Algo brilló en la mejilla de Índigo, y Grimya se dio cuenta de que lloraba. Pero no había ni furia ni desesperación en sus lágrimas; eran simplemente una liberación, un reconocimiento y una aceptación de su destino y un melancólico pesar porque el tranquilo interludio del que habían disfrutado debiera finalizar. La loba parpadeó, e intentó pensar en alguna palabra de consuelo, pero antes de que pudiera hablar, Índigo se secó los ojos con el dorso e la mano.

—Estoy bien, Grimya. No te preocupes. Contempló la humedad concentrada sobre su piel, y observó distraídamente que la luz de la luna la hacía relucir como si fuera de plata. Plata: el color de su propia debilidad, la señal de la imperfección que anidaba dentro de ella misma que era, quizás, el mayor peligro de todos. Cerró los ojos con fuerza por un instante, intentando hacer desaparecer la imagen no deseada de un rostro que había visto demasiado a menudo ya en sus sueños. Las facciones de una criatura, dientes felinos como perlas en la pequeña boca de sonrisa cruel, un suave halo de cabellos plateados, ojos plateados calculadores y burlones. Había pasado mucho tiempo ya desde que la criatura a quien ella llamaba Némesis, el impío ser simbiótico nacido de su propia naturaleza oscura y liberado al disfrute de una vida independiente, se había cruzado en su camino. La última vez que la había visto había sido desde la cubierta del Orgullo de Simhara cuando zarpaban del poderoso reino oriental de Khimiz, y aún podía recordar el odio vislumbrado en los ojos de la criatura y la sensación de una promesa silenciosa de que aquel encuentro no sería el último. Némesis vivía tan sólo para frustrar su misión y desviarla de su resolución, ya que con la destrucción del último de los demonios también ella, Némesis, moriría. Y la piedra de toque de Némesis era la plata...

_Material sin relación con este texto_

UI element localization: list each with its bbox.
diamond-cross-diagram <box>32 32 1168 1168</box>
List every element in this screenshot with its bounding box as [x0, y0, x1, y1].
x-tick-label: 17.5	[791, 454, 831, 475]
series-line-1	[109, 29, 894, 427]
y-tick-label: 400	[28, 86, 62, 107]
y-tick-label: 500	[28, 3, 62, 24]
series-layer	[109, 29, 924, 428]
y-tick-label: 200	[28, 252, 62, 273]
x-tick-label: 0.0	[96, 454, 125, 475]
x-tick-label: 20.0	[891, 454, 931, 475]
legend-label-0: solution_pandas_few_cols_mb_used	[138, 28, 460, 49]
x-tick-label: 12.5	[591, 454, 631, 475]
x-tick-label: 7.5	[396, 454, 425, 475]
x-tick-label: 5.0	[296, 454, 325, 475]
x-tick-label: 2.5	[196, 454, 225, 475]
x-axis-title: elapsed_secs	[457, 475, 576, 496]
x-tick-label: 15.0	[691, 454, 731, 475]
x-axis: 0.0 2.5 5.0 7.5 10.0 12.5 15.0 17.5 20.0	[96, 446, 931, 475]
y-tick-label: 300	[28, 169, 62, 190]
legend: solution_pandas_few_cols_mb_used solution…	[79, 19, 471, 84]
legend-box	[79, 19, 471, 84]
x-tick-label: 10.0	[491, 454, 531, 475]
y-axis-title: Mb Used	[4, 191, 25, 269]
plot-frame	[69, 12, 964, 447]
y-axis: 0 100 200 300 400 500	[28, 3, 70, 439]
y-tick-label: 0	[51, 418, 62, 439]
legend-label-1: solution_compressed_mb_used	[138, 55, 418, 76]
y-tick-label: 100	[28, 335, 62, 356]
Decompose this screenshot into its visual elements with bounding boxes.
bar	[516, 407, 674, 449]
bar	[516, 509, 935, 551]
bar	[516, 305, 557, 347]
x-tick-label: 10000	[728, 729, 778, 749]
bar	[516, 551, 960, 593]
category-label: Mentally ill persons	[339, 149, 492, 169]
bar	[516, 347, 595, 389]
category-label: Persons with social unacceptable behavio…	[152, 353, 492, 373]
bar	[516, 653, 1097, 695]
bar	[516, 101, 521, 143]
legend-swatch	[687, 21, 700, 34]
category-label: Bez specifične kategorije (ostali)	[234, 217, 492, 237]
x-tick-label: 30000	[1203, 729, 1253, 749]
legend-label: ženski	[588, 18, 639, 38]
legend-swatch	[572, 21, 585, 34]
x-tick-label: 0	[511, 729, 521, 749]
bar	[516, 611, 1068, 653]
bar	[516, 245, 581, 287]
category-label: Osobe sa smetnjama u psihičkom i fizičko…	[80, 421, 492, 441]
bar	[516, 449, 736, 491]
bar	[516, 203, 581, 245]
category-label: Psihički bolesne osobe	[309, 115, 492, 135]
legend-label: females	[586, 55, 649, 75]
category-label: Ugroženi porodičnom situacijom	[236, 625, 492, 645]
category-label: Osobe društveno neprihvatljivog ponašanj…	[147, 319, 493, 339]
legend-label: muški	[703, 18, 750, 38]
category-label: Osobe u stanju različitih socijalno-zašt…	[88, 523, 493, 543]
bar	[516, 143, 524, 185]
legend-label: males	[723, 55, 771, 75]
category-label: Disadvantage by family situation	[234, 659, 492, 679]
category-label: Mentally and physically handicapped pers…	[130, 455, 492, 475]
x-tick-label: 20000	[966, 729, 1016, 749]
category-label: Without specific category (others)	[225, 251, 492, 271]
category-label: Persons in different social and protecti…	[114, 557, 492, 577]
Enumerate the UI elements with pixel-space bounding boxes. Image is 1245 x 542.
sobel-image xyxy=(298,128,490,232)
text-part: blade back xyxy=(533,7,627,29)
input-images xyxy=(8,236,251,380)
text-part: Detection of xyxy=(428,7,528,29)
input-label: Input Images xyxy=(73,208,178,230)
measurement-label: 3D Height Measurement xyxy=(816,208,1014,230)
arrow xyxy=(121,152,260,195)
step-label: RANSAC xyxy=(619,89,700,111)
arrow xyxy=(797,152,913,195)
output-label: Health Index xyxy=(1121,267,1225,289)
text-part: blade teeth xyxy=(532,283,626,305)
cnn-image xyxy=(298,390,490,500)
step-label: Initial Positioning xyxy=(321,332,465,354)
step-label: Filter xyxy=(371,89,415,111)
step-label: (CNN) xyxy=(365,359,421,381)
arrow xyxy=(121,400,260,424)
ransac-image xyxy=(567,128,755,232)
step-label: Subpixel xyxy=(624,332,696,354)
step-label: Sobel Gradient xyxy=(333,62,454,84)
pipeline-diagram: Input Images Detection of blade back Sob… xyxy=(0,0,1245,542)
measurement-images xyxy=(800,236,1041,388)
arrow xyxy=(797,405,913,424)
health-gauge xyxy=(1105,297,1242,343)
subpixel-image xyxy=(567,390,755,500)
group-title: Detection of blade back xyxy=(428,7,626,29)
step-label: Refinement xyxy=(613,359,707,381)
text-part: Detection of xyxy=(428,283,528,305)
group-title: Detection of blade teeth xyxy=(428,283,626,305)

De repente la noche se tornó fría, y el adormilado río que fluía con tanta suavidad entre ambas orillas pareció adoptar un leve tono amenazador. Un poco más allá, los juncos se agitaron; Índigo empezó a volver la cabeza, pero se detuvo, medio asustada de que si miraba, su cansado estado de ánimo podría traducir el sonido y el movimiento en algo menos inocente que los caprichos de la brisa. Estrellas de plata en el firmamento; reflejos plateados sobre el agua. Se estremeció, y extendió una mano para hundirla en el áspero y reconfortante calor del pelaje de Grimya.

—Regresemos —dijo.

Grimya comprendió. Se pusieron en pie, y pasaron despacio junto a las hogueras apagadas y los carromatos sin luces hasta el campamento de los Brabazon. En el aire flotaba aún un débil y agradable aroma a madera quemada; al llegar a la carreta Índigo volvió la cabeza para contemplar el terreno. Nada se movía, y con la loba pisándole los talones ascendió los peldaños y regresó a la paz y seguridad de sus dormidas compañeras.